In the United States, heart disease is the leading cause of death for both males and females, and for most racial and ethnic groups.
Every 34 seconds, someone in the United States dies from cardiovascular disease.
Coronary heart disease is the most common form of heart disease and, in 2022, was responsible for 371,506 deaths.
Maintaining a healthy diet is a key factor in reducing the risk of heart disease.
“Diet is an incredibly important component of cardiometabolic health. The food that you eat will influence cardiovascular risk factors such as blood pressure, cholesterol, and weight,” said Cheng-Han Chen, MD, board certified interventional cardiologist and medical director of the Structural Heart Program at MemorialCare Saddleback Medical Center in Laguna Hills, CA. Chen wasn’t involved in the study.

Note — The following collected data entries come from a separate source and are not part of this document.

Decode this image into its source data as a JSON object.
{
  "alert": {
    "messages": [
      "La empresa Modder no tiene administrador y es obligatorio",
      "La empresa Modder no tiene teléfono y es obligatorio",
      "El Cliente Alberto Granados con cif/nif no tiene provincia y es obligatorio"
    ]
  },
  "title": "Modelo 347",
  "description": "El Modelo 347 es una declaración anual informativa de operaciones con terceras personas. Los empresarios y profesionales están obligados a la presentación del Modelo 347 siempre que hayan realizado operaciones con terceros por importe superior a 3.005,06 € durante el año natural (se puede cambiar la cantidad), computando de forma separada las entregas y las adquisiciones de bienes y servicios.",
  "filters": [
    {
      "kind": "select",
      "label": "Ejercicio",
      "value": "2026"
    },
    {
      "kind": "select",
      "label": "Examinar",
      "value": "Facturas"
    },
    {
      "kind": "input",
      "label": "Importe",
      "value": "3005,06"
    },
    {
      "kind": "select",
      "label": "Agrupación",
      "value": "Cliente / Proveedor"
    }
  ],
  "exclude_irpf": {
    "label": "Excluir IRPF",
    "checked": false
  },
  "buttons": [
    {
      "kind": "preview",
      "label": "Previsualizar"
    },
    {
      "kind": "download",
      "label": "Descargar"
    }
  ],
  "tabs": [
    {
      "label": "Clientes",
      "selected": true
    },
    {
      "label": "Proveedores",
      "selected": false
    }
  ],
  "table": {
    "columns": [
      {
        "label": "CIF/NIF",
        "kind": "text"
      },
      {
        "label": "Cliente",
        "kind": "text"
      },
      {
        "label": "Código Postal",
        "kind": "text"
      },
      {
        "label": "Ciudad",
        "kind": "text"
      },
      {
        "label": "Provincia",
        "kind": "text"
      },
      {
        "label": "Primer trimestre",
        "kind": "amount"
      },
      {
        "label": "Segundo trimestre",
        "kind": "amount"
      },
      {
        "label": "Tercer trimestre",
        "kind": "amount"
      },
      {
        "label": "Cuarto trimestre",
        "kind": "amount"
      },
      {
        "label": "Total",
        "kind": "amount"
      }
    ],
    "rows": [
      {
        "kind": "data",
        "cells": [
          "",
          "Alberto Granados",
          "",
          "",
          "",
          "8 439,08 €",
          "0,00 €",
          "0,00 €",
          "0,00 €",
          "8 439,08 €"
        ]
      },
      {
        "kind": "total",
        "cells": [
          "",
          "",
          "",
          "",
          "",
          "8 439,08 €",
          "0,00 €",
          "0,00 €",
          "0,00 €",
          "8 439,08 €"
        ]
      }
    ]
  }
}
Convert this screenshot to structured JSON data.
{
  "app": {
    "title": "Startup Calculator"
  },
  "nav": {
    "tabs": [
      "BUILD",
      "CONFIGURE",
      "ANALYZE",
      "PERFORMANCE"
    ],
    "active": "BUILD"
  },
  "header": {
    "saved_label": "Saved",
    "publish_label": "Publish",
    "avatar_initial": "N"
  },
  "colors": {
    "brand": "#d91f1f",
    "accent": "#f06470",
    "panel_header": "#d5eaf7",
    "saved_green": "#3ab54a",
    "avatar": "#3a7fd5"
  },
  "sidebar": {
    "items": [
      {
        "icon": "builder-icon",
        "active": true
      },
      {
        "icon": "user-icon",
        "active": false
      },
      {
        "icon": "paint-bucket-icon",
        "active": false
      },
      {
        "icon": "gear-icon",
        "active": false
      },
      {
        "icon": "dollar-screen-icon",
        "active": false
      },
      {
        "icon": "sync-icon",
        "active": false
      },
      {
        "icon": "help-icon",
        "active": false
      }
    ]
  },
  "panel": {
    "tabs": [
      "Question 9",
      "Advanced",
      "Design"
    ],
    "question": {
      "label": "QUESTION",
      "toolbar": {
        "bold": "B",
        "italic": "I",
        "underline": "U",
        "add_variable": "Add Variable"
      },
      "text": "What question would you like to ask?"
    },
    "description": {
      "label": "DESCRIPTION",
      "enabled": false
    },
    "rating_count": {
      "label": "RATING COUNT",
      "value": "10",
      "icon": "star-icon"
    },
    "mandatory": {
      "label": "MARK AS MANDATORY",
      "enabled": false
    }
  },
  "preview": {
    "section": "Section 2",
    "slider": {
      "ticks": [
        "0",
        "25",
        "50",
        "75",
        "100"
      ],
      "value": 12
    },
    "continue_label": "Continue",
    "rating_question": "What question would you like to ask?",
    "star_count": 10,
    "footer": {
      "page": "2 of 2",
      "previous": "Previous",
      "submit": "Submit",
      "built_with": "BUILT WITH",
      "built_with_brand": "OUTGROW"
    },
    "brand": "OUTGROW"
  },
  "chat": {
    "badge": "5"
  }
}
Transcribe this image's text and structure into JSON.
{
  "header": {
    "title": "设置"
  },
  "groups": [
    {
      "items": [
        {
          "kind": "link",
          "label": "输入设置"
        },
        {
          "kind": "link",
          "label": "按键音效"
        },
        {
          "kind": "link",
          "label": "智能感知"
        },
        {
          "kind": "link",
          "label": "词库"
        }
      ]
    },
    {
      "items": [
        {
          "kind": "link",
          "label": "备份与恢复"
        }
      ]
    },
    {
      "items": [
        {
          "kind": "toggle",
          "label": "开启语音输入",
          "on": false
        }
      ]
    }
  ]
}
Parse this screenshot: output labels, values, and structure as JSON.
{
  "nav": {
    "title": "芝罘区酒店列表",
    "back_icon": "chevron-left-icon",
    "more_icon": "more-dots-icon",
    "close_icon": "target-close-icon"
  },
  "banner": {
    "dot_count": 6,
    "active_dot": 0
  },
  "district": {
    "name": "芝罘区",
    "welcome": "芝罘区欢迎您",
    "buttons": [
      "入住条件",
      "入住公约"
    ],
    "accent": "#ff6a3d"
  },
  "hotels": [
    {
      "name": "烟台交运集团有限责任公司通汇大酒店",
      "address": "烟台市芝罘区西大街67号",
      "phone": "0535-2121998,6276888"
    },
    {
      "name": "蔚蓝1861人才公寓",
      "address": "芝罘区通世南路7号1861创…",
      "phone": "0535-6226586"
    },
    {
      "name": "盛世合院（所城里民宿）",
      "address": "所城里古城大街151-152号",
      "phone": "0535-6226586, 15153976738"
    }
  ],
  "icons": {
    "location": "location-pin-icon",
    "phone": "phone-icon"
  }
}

“In addition, the quality of your diet will affect the degree of inflammation in your body, further influencing your risk of heart disease,” he told Healthline.
Chen recommended eating a heart-healthy diet rich in plants, nuts, whole grains, and lean protein, and low in sodium, saturated fats, and processed carbohydrates.
“For cardiovascular health, we generally recommend a low fat diet. This study clarifies that the macronutrient components of the diet are also important and should be low in refined carbohydrates as well,” he said.
When it comes to choosing between a low fat or low carb diet, experts say both dietary patterns have benefits.
“Both low carb and low fat diets have merit for cardiometabolic health. For a patient of relatively normal weight with high cholesterol, a low fat diet may be preferable, said Mir Ali, MD, bariatric surgeon and medical director of MemorialCare Surgical Weight Loss Center at Orange Coast Medical Center in Fountain Valley, CA. Ali wasn’t involved in the study.
“Conversely, if weight loss is a primary objective, lowering carbohydrate intake is often beneficial. Recommendations must be tailored to the individual after a close clinical evaluation,” he told Healthline.
Ali recommended starting with small changes, such as replacing one unhealthy food at a time, to allow for a gradual transition. Drastic dietary overhauls are difficult to implement and even harder to sustain long-term.
Penciu said that instead of sticking to a specific diet, it can be helpful to focus on balance and whole foods.
“Don’t stress the math; just eat real food. Build a balanced plate with vegetables, lean protein such as chicken, fish, eggs, beans, or tofu, and whole grains or starchy vegetables, like quinoa, brown rice, or sweet potatoes. Sprinkle in a little healthy fat (i.e., olive oil, avocado, nuts, or seeds) to make meals satisfying,” Penciu said.
“Keep flavors simple with herbs, spices, or a squeeze of lemon instead of sugary sauces, skip heavily processed foods when possible, and swap sugary drinks for water or tea. Focus on consistency and quality, not perfection. Small, steady improvements add up,” she concluded.